Just weeks after noting the newspaper industry's on-again off-again love affair with yellow pages, I see an announcement by Hearst that it's acquiring White Directories, one of the nation’s largest independent yellow pages publishers, and that White will become part of the Hearst newspaper group.
Is this a case of another newspaper publisher getting an expensive and painful lesson that local ad sales expertise and local directory ad sales expertise are not synonymous? Perhaps not. I spent some time flipping between a list of markets served by White and markets served by the Hearst newspapers, and found very little overlap. What we probably have here is Hearst making an investment in a growing and dependable stream of profits, just like the bevy of private equity funds that have discovered the yellow pages industry over the past few years.
So why don’t newspapers and directories mix?
The primary problem is that directory salespeople aren’t like other salespeople, and I offer that observation as high praise. There was a time when it was widely believed that yellow pages salespeople, particularly those with the benefit of Donnelley sales training, were among the best salespeople in the media business. But that’s not the same as saying they could sell any medium equally well. Directory salespeople are indeed a breed apart, and the general experience to date is that they don’t do well selling other forms of media. It's not for lack of yellow pages publishers trying to make it so. Part of this is a natural salesperson’s tendency to focus on what they know best and are making money at today.
But the larger issue is that the directory sale is almost totally opposite to the sale of most other media. With yellow pages you sell retention, discovery, saturation distribution and response. Add in an annual frequency and rates so high they have to be expressed in terms of the monthly cost, and you can easily see the challenge.

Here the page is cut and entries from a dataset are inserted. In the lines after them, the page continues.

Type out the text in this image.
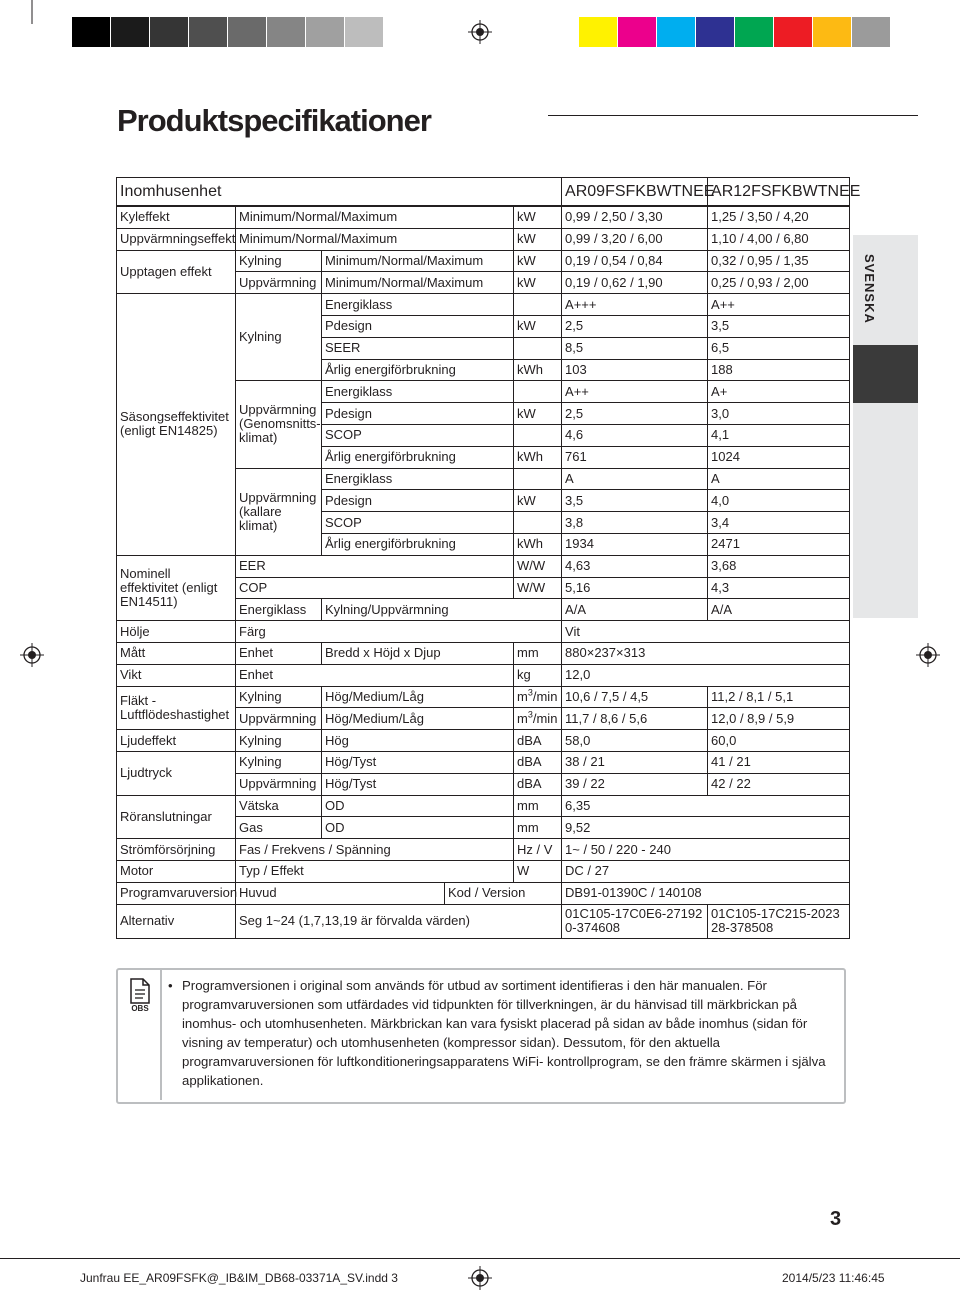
Produktspecifikationer
SVENSKA
Inomhusenhet					AR09FSFKBWTNEE	AR12FSFKBWTNEE
Kyleffekt	Minimum/Normal/Maximum			kW	0,99 / 2,50 / 3,30	1,25 / 3,50 / 4,20
Uppvärmningseffekt	Minimum/Normal/Maximum			kW	0,99 / 3,20 / 6,00	1,10 / 4,00 / 6,80
Upptagen effekt	Kylning	Minimum/Normal/Maximum		kW	0,19 / 0,54 / 0,84	0,32 / 0,95 / 1,35
	Uppvärmning	Minimum/Normal/Maximum		kW	0,19 / 0,62 / 1,90	0,25 / 0,93 / 2,00
Säsongseffektivitet (enligt EN14825)	Kylning	Energiklass			A+++	A++
		Pdesign		kW	2,5	3,5
		SEER			8,5	6,5
		Årlig energiförbrukning		kWh	103	188
	Uppvärmning (Genomsnitts-klimat)	Energiklass			A++	A+
		Pdesign		kW	2,5	3,0
		SCOP			4,6	4,1
		Årlig energiförbrukning		kWh	761	1024
	Uppvärmning (kallare klimat)	Energiklass			A	A
		Pdesign		kW	3,5	4,0
		SCOP			3,8	3,4
		Årlig energiförbrukning		kWh	1934	2471
Nominell effektivitet (enligt EN14511)	EER			W/W	4,63	3,68
	COP			W/W	5,16	4,3
	Energiklass	Kylning/Uppvärmning			A/A	A/A
Hölje	Färg				Vit	
Mått	Enhet	Bredd x Höjd x Djup		mm	880×237×313	
Vikt	Enhet			kg	12,0	
Fläkt - Luftflödeshastighet	Kylning	Hög/Medium/Låg		$m^3/\min$	10,6 / 7,5 / 4,5	11,2 / 8,1 / 5,1
	Uppvärmning	Hög/Medium/Låg		$m^3/\min$	11,7 / 8,6 / 5,6	12,0 / 8,9 / 5,9
Ljudeffekt	Kylning	Hög		dBA	58,0	60,0
Ljudtryck	Kylning	Hög/Tyst		dBA	38 / 21	41 / 21
	Uppvärmning	Hög/Tyst		dBA	39 / 22	42 / 22
Röranslutningar	Vätska	OD		mm	6,35	
	Gas	OD		mm	9,52	
Strömförsörjning	Fas / Frekvens / Spänning			Hz / V	1~ / 50 / 220 - 240	
Motor	Typ / Effekt			W	DC / 27	
Programvaruversion	Huvud		Kod / Version		DB91-01390C / 140108	
Alternativ	Seg 1~24 (1,7,13,19 är förvalda värden)				01C105-17C0E6-271920-374608	01C105-17C215-202328-378508
OBS
• Programversionen i original som används för utbud av sortiment identifieras i den här manualen. För programvaruversionen som utfärdades vid tidpunkten för tillverkningen, är du hänvisad till märkbrickan på inomhus- och utomhusenheten. Märkbrickan kan vara fysiskt placerad på sidan av både inomhus (sidan för visning av temperatur) och utomhusenheten (kompressor sidan). Dessutom, för den aktuella programvaruversionen för luftkonditioneringsapparatens WiFi- kontrollprogram, se den främre skärmen i själva applikationen.
3
Junfrau EE_AR09FSFK@_IB&IM_DB68-03371A_SV.indd 3	2014/5/23 11:46:45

Yellow pages salespeople can't sell newspaper ads, and newspaper people can't sell yellow pages ads. That’s why the potential sales synergy that looks good on paper has never worked in reality.
Consider too the cultural divide. Newspapers provide important news and have a strong and proud journalistic tradition. They sell subscriptions and they sell advertising. Yellow pages sell advertising and give their publications away. In the yellow pages business, the advertising is the content. That’s simple to say, but hard to absorb, particularly if you grew up in the newspaper business. Add into the mix that yellow pages and newspapers have different pre-press needs, are manufactured differently and distributed differently, and you knock out loads more potential synergy.
Finally, there is the "grass is greener" issue. When newspapers look enviously at yellow pages, they look at the market leaders, the Verizons of the world. But when they finally take the plunge and buy yellow pages, they buy independents, the scrappy competitors, the "we try harder" publishers. Nothing wrong with that, as these independents can be both large and profitable. But what it does mean is even more emphasis on advertising sales in a highly competitive, take no prisoners environment. That can be a real eye-opener for newspapers, many of which operate with effectively no competition.
Does yellow pages make great media investment vehicles? Yes. Should they be acquired by newspapers to build "a highly synergistic, integrated local media advertising platform" (I just made this up, but doesn't it sound so ... plausible?). No.